Но в каждом поступке, в каждом жесте и слове Игнатия Порфирьевича отражалась странная особенность. Ничто не могло сконцентрировать его внимания так сильно, как повесть, которую он писал уже шестой год, и потому рассеянность и странность в целом личности Игнатия Порфирьевича стала просто притчей во языцех. Старики сетовали, как обычно, на нынешнюю молодежь, а ровесники откровенно и в лицо смеялись.
Казалось, что ничто не могло разлучить чудаковатого барина с письменным столом – шептались, что все мысли Игнатия Порфирьевича были только о его повести; он словно бы раздваивался, тело отдавая картам, алкоголю и вечерним прогулкам по парку (последовательности в развлечениях не было), а разумом блуждая там, среди причудливых строк, написанных витиеватым почерком. Конечно, находились дерзкие – особенно в этом преуспел Кузьма Андреевич Кривин, местный клоун и донжуан – которые шептались о том, что и в постели с женой Игнатий Порфирьевич устремлял глаза в потолок, шепча какой-нибудь бред вроде: «…И мохнатые шестиногие крестики бороздили пустоту моего подсознания…» Но слухи эти, конечно, ничем подтвердить было нельзя, хотя Кузьма Андреевич клялся и божился, чуть ли не бил себя в грудь, уверяя, что это правда и что «В Игнатия Порфирьевича вообще как бес вселился, и если его разуть, то можно увидеть копытца».
Никто не верил, но смеялись все – не только над чудаком, над которым подтрунивали и которого, в сущности, боялись; но и над шутом, строившим такие фантастические догадки.

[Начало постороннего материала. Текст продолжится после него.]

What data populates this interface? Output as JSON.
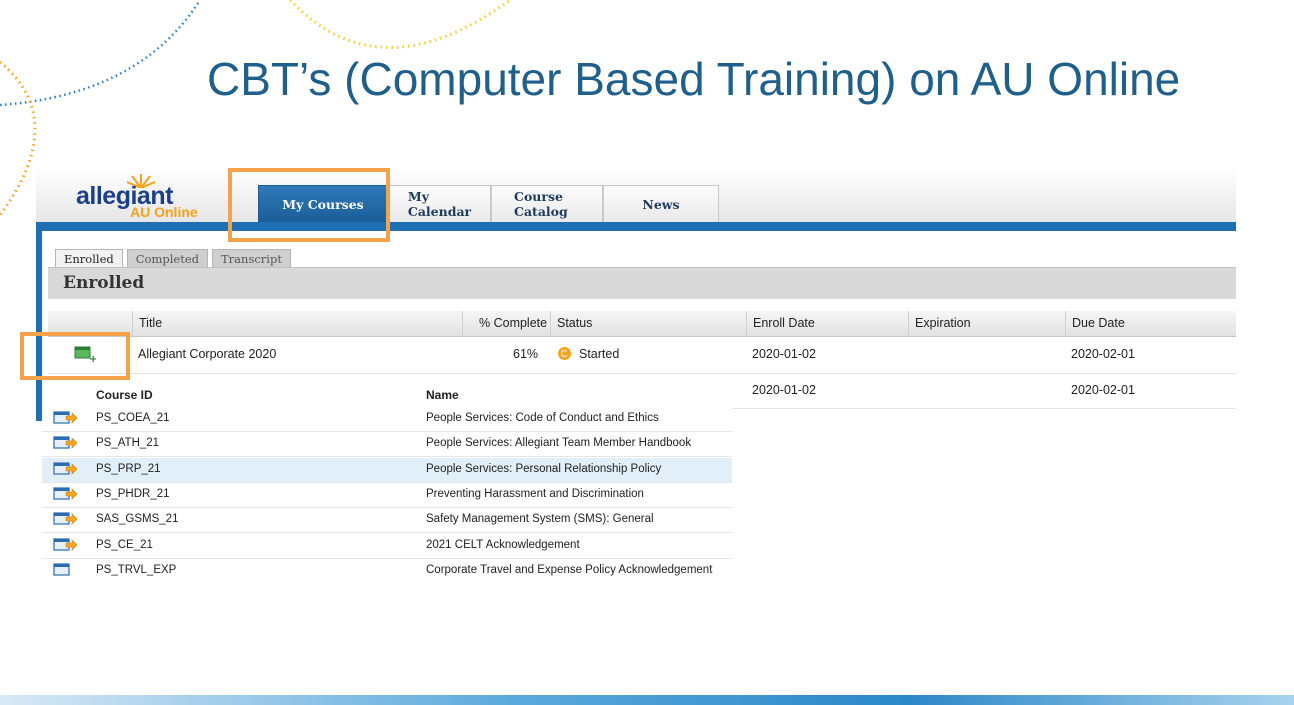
{
  "slide": {
    "title": "CBT’s (Computer Based Training) on AU Online"
  },
  "logo": {
    "brand": "allegiant",
    "sub": "AU Online"
  },
  "nav": {
    "tabs": [
      "My Courses",
      "My Calendar",
      "Course Catalog",
      "News"
    ],
    "active": "My Courses"
  },
  "subtabs": [
    "Enrolled",
    "Completed",
    "Transcript"
  ],
  "section": {
    "title": "Enrolled"
  },
  "grid": {
    "columns": [
      "Title",
      "% Complete",
      "Status",
      "Enroll Date",
      "Expiration",
      "Due Date"
    ],
    "rows": [
      {
        "title": "Allegiant Corporate 2020",
        "percent": "61%",
        "status": "Started",
        "enroll_date": "2020-01-02",
        "expiration": "",
        "due_date": "2020-02-01"
      },
      {
        "title": "",
        "percent": "",
        "status": "",
        "enroll_date": "2020-01-02",
        "expiration": "",
        "due_date": "2020-02-01"
      }
    ]
  },
  "subtable": {
    "columns": [
      "Course ID",
      "Name"
    ],
    "rows": [
      {
        "id": "PS_COEA_21",
        "name": "People Services: Code of Conduct and Ethics"
      },
      {
        "id": "PS_ATH_21",
        "name": "People Services: Allegiant Team Member Handbook"
      },
      {
        "id": "PS_PRP_21",
        "name": "People Services: Personal Relationship Policy"
      },
      {
        "id": "PS_PHDR_21",
        "name": "Preventing Harassment and Discrimination"
      },
      {
        "id": "SAS_GSMS_21",
        "name": "Safety Management System (SMS): General"
      },
      {
        "id": "PS_CE_21",
        "name": "2021 CELT Acknowledgement"
      },
      {
        "id": "PS_TRVL_EXP",
        "name": "Corporate Travel and Expense Policy Acknowledgement"
      }
    ]
  },
  "colors": {
    "accent": "#1f6fb2",
    "highlight_box": "#f5a24a",
    "title": "#1f5f8c",
    "status": "#f5a623"
  }
}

А что касается повести – ни один не знал, о чем там написано, хоть и предполагали по отрывочным фразам «автора», что это был сущий бред. Единственно, о чем знали точно, это название – «Повесть ни о чем».

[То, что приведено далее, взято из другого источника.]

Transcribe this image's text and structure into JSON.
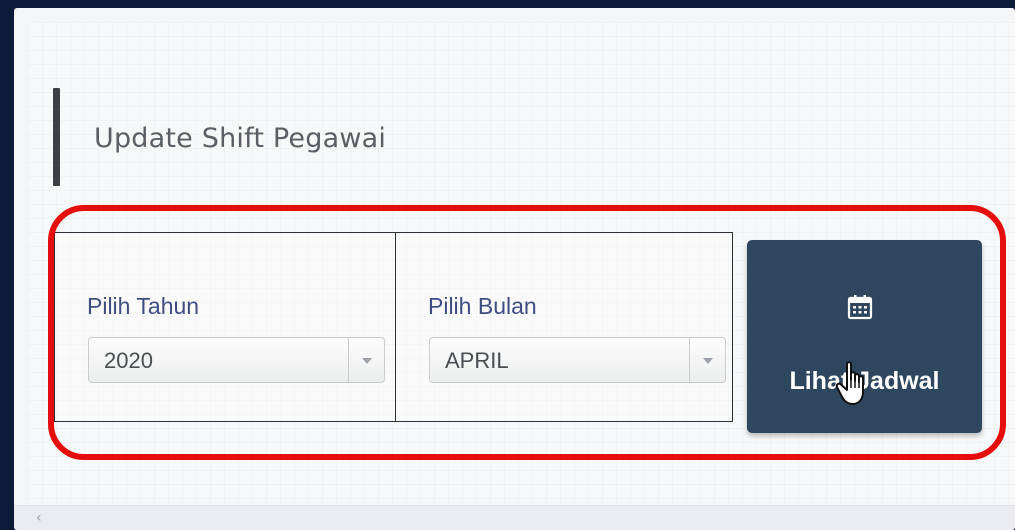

«Вы думаете, – ворчал Игнатий Порфирьевич в приступе словоохотливости, – что раз повесть ни о чем, стоит ли над ней так трудиться, как тружусь я. Но в названии-то и вся соль, в названии – глубокий смысл, который не всякому дано понять. Пустота – это единственное, что сродни человеку, ведь каждый человек из нее родился и каждый в нее уходит после смерти. Вся наша жизнь – служение этой Пустоте и я просто овеществляю наше поклонение вечности».
Довольствуясь удивлением и смущением слушателей, Игнатий Порфирьевич многозначительно усмехался и поднимал указательный палец, бледный и запачканный чернилами. Тогда уж все, даже верившие раньше в здравый рассудок барина, убеждались в его совершенном помешательстве.
Только один раз нашелся человек, пожелавший поддержать с ним разговор. Это был немолодой француз, путешествовавший на старости лет и любивший иногда пофилософствовать. Звали его Пьер Делакрю (впрочем, о точности имени поручиться не могу), и он имел очень длинные седые усы, которые завязывал на затылке – особенность эта особенно запомнилась жителям городка, в котором жил Игнатий Порфирьевич.
– Так почему вы именно так воздаете хвалу… эгммм… Пустоте? – с явным акцентом, вертя в нервных пальцах длинную трубку, спросил Пьер Делакрю. – Ведь вы, я слышал, не оставляете листы чистыми.
Барин же, снова хитро усмехнувшись и наверняка подумав про себя: «Эк, гусь иностранный, простая ты штука!» устремил глаза в желтый потолок и ответил ему:
– Пустота, как и все остальное, должна иметь форму. Я не пишу буквы, но очерчиваю ими границы пустоты, а смысл написанных мною слов – граница, за которой находится не имеющая никакого смысла Пустота.
Глаза француза странно заблестели после этих слов и быстро забегали вправо-влево, будто помогая проворным мыслишкам расшевелиться в голове и как-нибудь поймать русского барина на противоречии. Упреки такие находились десятками, и каждый был изощреннее другого, но Делакрю тут же придумывал им и опровержение. В его сознании будто бы родился еще один Игнатий Порфирьевич и продолжал с ним спор уже на уровне мыслей.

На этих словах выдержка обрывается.